First, it’s hideously manipulative and selfish. I wasn’t being this way consciously and my intentions were good. I really did want to connect with other people, but something was wrong and I didn’t know what it was. I couldn’t see the pattern yet. But in the end, yes, it was morally wrong and I regret it. I don’t lose sleep over it any more but when I first realized what I had been doing, I felt very guilty for quite some time. Second, when I did finally feel something I didn’t always know what it was. It’s like a person who has been blind for so long that they’ve forgotten what colors look like and then they’re given their sight back. They can see the color red but they can’t point at it and say, “that’s red”–it could just as easily be green to them. Third, when I did feel something it was overwhelming and too intense–even the positive emotions. Fourth and worst of all, when I did feel positive emotions I was greedy and pitifully grateful for it. I was like some Dickensian waif starved for food who would do anything for the person that fed them–pick pockets to please my benefactor, sure! Jump off a bridge for my personal Fagin? Sure!
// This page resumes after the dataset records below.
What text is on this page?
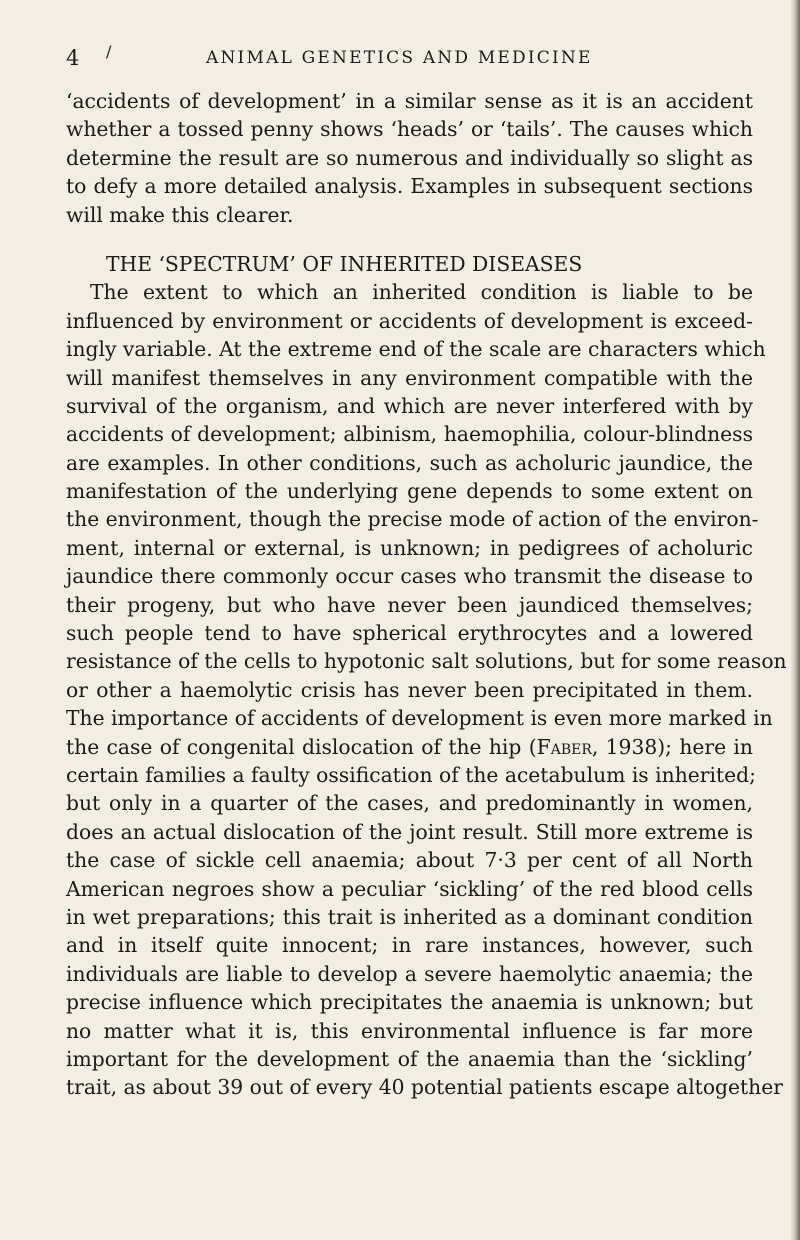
4 /	ANIMAL GENETICS AND MEDICINE
‘accidents of development’ in a similar sense as it is an accident
whether a tossed penny shows ‘heads’ or ‘tails’. The causes which
determine the result are so numerous and individually so slight as
to defy a more detailed analysis. Examples in subsequent sections
will make this clearer.
THE ‘SPECTRUM’ OF INHERITED DISEASES
The extent to which an inherited condition is liable to be
influenced by environment or accidents of development is exceed-
ingly variable. At the extreme end of the scale are characters which
will manifest themselves in any environment compatible with the
survival of the organism, and which are never interfered with by
accidents of development; albinism, haemophilia, colour-blindness
are examples. In other conditions, such as acholuric jaundice, the
manifestation of the underlying gene depends to some extent on
the environment, though the precise mode of action of the environ-
ment, internal or external, is unknown; in pedigrees of acholuric
jaundice there commonly occur cases who transmit the disease to
their progeny, but who have never been jaundiced themselves;
such people tend to have spherical erythrocytes and a lowered
resistance of the cells to hypotonic salt solutions, but for some reason
or other a haemolytic crisis has never been precipitated in them.
The importance of accidents of development is even more marked in
the case of congenital dislocation of the hip (Faber, 1938); here in
certain families a faulty ossification of the acetabulum is inherited;
but only in a quarter of the cases, and predominantly in women,
does an actual dislocation of the joint result. Still more extreme is
the case of sickle cell anaemia; about 7·3 per cent of all North
American negroes show a peculiar ‘sickling’ of the red blood cells
in wet preparations; this trait is inherited as a dominant condition
and in itself quite innocent; in rare instances, however, such
individuals are liable to develop a severe haemolytic anaemia; the
precise influence which precipitates the anaemia is unknown; but
no matter what it is, this environmental influence is far more
important for the development of the anaemia than the ‘sickling’
trait, as about 39 out of every 40 potential patients escape altogether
Obviously in the normal development of things this kind of stuff would have been experienced in childhood and as a teenager while still in what is supposed to be the protective and supportive cocoon of the family, when it’s a lot harder to do anything of too much consequence and a lot harder to get used badly by others. But remember I was feral….I say this jokingly but I do mean it in some ways to be literal. I was tough and resourceful–I knew how to take care of myself, but I was stunted emotionally. I thought I was numb to the world but in truth I was terrified of it. As a result the learning curve was so steep that I did the avoidance and then manipulative thing for far too long. Over time I figured out that I kept ending up in relationships with someone who was either also emotionally stunted or someone who took advantage of me. I think I’ve finally stopped that pattern. I’ve figured out how to love someone, most likely imperfectly, and how not be so scared or at least, how not to let my fear get in my way. Sometimes through the course of life events I even learned to love myself–like walking away from someone who I loved very much because he wasn’t good for me or my daughter. Other times, I have taken deliberate chances on love like having my kids. Very few things teach you more about love and loss than having and raising a child.
Yet, still, to this day, I think I would rather be beat up physically than to experience emotional pain. But I don’t let the fear stop me any more. After all, fear is just an emotion and pain is a part of living. And I’m so very grateful to be living.